William Hammond Wright (November 4, 1871 - May 16, 1959) was an American astronomer and the director of the Lick Observatory from 1935 until 1942.

Wright was born in San Francisco. After graduating in 1893 from the University of California, he became Assistant Astronomer at Lick Observatory. From 1903 to 1906 he worked on establishing the "Southern station" of the observatory at Cerro San Cristobal near Santiago de Chile. It only took him 6 months to start with observations from this new site, and he recorded a large series of radial velocity measurements of stars in the southern sky. In 1908 he was promoted to Astronomer. From 1918 to 1919 he was stationed at Aberdeen Proving Ground working for the ordnance section of the United States Army. He then returned to the Lick Observatory and worked there until his retirement.

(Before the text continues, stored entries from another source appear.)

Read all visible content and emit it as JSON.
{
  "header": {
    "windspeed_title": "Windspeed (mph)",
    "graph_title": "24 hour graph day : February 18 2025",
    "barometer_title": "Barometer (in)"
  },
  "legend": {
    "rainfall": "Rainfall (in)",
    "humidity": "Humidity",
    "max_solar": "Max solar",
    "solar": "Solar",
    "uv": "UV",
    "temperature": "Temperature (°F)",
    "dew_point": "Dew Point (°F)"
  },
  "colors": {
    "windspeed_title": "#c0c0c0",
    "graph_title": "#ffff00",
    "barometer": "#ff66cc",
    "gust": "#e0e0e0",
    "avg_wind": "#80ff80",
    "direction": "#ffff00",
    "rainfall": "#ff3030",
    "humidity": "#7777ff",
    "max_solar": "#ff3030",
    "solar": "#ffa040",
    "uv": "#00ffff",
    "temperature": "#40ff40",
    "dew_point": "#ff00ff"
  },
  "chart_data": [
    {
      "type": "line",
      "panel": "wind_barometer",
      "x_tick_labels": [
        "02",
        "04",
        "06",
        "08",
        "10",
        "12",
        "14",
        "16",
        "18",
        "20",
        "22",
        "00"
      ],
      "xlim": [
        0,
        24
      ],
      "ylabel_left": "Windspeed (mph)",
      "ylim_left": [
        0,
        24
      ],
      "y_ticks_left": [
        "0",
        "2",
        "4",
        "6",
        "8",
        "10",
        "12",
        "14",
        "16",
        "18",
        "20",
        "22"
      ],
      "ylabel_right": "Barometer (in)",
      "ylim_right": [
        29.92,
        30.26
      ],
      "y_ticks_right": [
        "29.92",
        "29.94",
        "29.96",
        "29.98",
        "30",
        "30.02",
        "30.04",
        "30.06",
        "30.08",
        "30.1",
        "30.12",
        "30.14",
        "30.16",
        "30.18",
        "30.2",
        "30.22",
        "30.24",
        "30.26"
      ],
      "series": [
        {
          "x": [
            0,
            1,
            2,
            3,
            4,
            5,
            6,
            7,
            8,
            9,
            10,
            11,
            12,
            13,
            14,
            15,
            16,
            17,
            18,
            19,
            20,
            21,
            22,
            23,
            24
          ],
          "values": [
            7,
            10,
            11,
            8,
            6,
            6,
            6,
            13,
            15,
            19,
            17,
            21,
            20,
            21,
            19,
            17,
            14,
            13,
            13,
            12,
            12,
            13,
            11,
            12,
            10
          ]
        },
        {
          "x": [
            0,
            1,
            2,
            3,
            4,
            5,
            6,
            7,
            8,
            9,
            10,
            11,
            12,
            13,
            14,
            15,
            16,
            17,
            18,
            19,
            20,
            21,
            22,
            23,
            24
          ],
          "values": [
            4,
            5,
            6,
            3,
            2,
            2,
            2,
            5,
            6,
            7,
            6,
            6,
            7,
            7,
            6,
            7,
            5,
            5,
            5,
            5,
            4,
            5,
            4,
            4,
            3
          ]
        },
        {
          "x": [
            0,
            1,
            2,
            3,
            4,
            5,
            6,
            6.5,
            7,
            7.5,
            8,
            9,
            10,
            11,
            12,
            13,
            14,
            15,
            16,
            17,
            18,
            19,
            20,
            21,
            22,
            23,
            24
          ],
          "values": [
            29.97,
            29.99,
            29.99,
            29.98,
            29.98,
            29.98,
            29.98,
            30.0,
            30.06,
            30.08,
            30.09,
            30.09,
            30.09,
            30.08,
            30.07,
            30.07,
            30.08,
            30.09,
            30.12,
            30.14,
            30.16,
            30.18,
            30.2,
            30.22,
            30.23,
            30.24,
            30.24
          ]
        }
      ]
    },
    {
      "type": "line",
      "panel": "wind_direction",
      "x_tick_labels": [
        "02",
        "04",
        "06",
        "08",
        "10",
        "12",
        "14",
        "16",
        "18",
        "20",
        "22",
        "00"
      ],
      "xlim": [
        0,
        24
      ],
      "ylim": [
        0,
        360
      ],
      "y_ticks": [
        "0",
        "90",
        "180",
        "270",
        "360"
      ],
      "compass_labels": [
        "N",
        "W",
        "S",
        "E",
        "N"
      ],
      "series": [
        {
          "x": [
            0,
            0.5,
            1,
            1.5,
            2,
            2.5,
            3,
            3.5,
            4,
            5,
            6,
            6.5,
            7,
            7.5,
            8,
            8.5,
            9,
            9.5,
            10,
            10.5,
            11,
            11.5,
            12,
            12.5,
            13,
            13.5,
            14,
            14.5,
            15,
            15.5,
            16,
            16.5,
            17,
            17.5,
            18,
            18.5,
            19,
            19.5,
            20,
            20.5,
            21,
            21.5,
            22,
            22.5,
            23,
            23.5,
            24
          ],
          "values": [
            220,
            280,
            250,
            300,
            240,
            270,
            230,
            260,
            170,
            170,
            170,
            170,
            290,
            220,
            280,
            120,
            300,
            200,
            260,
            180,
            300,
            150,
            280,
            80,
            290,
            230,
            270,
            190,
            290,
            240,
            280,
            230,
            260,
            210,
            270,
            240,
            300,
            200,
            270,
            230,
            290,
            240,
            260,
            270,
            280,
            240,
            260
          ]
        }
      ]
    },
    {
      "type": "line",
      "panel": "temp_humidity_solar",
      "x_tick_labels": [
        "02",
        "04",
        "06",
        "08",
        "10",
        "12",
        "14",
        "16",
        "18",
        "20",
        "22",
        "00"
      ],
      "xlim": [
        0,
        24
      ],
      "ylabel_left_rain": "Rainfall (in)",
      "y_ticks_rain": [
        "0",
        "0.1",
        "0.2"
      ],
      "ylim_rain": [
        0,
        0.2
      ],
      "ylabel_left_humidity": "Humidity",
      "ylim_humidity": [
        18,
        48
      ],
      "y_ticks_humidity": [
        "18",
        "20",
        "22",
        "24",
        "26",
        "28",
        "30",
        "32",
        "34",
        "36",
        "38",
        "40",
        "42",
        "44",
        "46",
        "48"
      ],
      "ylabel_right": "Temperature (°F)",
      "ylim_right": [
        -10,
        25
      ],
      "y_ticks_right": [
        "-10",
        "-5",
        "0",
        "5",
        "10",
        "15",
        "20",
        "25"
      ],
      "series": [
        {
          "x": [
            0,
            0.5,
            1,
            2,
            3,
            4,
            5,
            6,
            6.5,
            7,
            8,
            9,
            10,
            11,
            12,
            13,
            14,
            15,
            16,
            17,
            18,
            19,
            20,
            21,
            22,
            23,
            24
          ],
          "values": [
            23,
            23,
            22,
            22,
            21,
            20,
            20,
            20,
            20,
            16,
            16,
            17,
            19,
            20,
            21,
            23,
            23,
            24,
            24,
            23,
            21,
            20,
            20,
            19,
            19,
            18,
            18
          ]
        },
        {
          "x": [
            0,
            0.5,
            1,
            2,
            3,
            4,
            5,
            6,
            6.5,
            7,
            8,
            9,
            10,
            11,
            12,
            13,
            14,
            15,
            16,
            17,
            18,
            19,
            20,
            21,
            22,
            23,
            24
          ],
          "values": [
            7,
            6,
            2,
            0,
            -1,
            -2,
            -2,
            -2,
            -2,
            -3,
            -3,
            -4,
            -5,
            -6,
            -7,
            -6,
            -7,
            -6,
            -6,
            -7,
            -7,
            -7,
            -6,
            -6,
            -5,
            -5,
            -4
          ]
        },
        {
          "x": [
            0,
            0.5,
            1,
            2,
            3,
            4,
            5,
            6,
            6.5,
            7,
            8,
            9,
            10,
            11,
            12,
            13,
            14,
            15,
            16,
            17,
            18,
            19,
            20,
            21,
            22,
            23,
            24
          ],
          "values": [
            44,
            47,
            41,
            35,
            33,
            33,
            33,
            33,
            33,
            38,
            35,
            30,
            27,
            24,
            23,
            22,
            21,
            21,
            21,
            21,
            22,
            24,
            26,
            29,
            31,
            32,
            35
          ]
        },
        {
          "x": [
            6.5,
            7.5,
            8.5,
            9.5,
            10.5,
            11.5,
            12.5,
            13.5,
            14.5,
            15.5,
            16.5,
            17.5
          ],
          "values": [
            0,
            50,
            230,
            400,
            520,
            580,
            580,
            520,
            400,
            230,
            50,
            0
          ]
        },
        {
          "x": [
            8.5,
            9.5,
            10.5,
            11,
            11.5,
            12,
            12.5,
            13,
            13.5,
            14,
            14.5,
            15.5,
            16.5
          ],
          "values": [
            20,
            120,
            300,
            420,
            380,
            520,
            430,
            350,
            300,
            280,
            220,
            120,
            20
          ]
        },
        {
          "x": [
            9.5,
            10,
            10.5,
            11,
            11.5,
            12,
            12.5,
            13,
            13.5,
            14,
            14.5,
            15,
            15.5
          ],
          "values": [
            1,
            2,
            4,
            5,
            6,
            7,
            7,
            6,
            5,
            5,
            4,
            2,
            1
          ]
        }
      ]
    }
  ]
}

He is most famous for his work on radial velocity of stars in our galaxy, and his work with his own version of the spectrograph that he designed himself. He obtained a spectra of novas and nebulae. In 1924 he made photographic observations of Mars in multiple wave lengths. From these pictures he concluded that its atmosphere was about 60 miles (100 km) deep.

Wright was elected to the United States National Academy of Sciences in 1922 and the American Philosophical Society in 1935. In 1928 Wright received the Henry Draper Medal from the National Academy of Sciences, and in 1938 the Gold Medal of the Royal Astronomical Society. The Martian crater Wright and the minor planet 1747 Wright are named after him. The lunar crater Wright is co-named in his honour.